Assessment of tissue inflammation in the hippocampus after WBRT and/or hypoxia. A and B: levels of IL-10 (A) and IL-12(p40) (B) after WBRT and/or systemic hypoxic treatment. All results are means ± SE. *Significant difference compared with control/normoxia (P < 0.05 by two-way ANOVA with a post hoc Bonferroni test).

Fig. 4.

Changes in EPCs within the bone marrow and blood after WBRT and hypoxia relative to control animals. A and B: bone marrow-derived EPCs (A) and EPCs within the blood (B) immediately after 4 wk of fractionated WBRT. C: fold changes in bone marrow-derived EPCs 2 mo after fractionated WBRT, with 2 wk of normoxia or hypoxia. D: EPCs in the blood 2 mo after WBRT, with 2 wk of normoxia or hypoxia. *Significant difference compared with control (normoxia); #significant difference between radiated normoxia and hypoxia (P < 0.05 by t-test).

Fig. 5.

Hypoxia induces a time-dependent mobilization of EPCs from the bone marrow. Fold change in EPCs within the circulation of control animals (left) and radiated animals (right) at various time points after the initiation of systemic hypoxia. Data are means ± SE. *Significant difference compared with normoxia (P < 0.05 by one-way ANOVA).

Fig. 6.

Basal effects of BMT. A: CD31⁺ vessel length in the hippocampus of control or BMT animals. B: percentages of myeloid cells in the bone marrow, as determined by flow cytometry. C: percentages of EPCs in the bone marrow of control or BMT mice 2 mo after WBRT or under control conditions.

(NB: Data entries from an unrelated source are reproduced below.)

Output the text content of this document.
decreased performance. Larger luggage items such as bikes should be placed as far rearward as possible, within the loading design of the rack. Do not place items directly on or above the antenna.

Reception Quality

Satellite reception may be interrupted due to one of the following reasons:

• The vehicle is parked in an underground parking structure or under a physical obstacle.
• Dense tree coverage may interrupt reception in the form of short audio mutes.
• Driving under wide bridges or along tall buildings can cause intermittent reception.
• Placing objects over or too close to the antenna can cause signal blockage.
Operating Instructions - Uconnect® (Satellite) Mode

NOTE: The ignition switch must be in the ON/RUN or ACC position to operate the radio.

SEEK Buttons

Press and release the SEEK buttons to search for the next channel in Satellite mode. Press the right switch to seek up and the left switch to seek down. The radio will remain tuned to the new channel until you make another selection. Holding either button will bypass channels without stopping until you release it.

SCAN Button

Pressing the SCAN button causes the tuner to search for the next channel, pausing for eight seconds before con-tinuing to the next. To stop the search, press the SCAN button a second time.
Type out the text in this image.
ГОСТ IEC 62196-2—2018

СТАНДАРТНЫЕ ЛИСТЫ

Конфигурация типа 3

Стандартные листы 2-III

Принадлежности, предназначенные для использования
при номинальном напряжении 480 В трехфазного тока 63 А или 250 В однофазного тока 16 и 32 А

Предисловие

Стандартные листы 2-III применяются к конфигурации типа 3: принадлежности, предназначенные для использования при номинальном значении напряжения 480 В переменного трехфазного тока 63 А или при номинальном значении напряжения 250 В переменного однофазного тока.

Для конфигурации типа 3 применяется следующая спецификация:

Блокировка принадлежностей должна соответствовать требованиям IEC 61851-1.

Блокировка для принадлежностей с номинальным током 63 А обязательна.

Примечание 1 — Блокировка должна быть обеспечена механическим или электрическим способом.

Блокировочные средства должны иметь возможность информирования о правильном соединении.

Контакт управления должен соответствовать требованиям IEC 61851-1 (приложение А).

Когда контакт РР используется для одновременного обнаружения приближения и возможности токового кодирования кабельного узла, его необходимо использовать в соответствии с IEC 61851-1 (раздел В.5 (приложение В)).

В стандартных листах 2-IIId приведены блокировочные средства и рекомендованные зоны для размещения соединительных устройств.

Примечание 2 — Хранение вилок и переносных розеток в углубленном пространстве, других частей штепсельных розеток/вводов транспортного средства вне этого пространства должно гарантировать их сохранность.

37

Data are means ± SE.

Fig. 7.

Bone marrow-derived EPCs home to the vasculature in the brain. A and B: representative images from the CA1 region of the hippocampus of radiated mice subjected to 2 wk of normoxia (A) or hypoxia (B). Red indicates CD31 staining, green indicates green fluorescent protein (GFP)⁺ bone marrow-derived cells (BMDCs), and blue indicates 4′,6-diamidino-2-phenylindole (DAPI) staining. C and D: Representative images from the CA1 region of the hippocampus when the head of BMT animals was shielded (C) or not shielded (D) during bone marrow treatment. Red indicates ionized Ca²⁺-binding adapter molecule 1 (Iba1) staining, green indicates GFP⁺ BMDCs, and blue indicates DAPI staining. E: GFP⁺ vessel length in the hippocampus of BMT animals 2 mo after control/WBRT and subsequent normoxia/hypoxia. Data are means ± SE. F: CD31⁺ vessel length in the hippocampus of control or BMT animals 2 mo after control/WBRT and subsequent normoxia/hypoxia. Data are means ± SE. *Significant difference between control and radiation; #significant difference between normoxia and hypoxia (P < 0.05).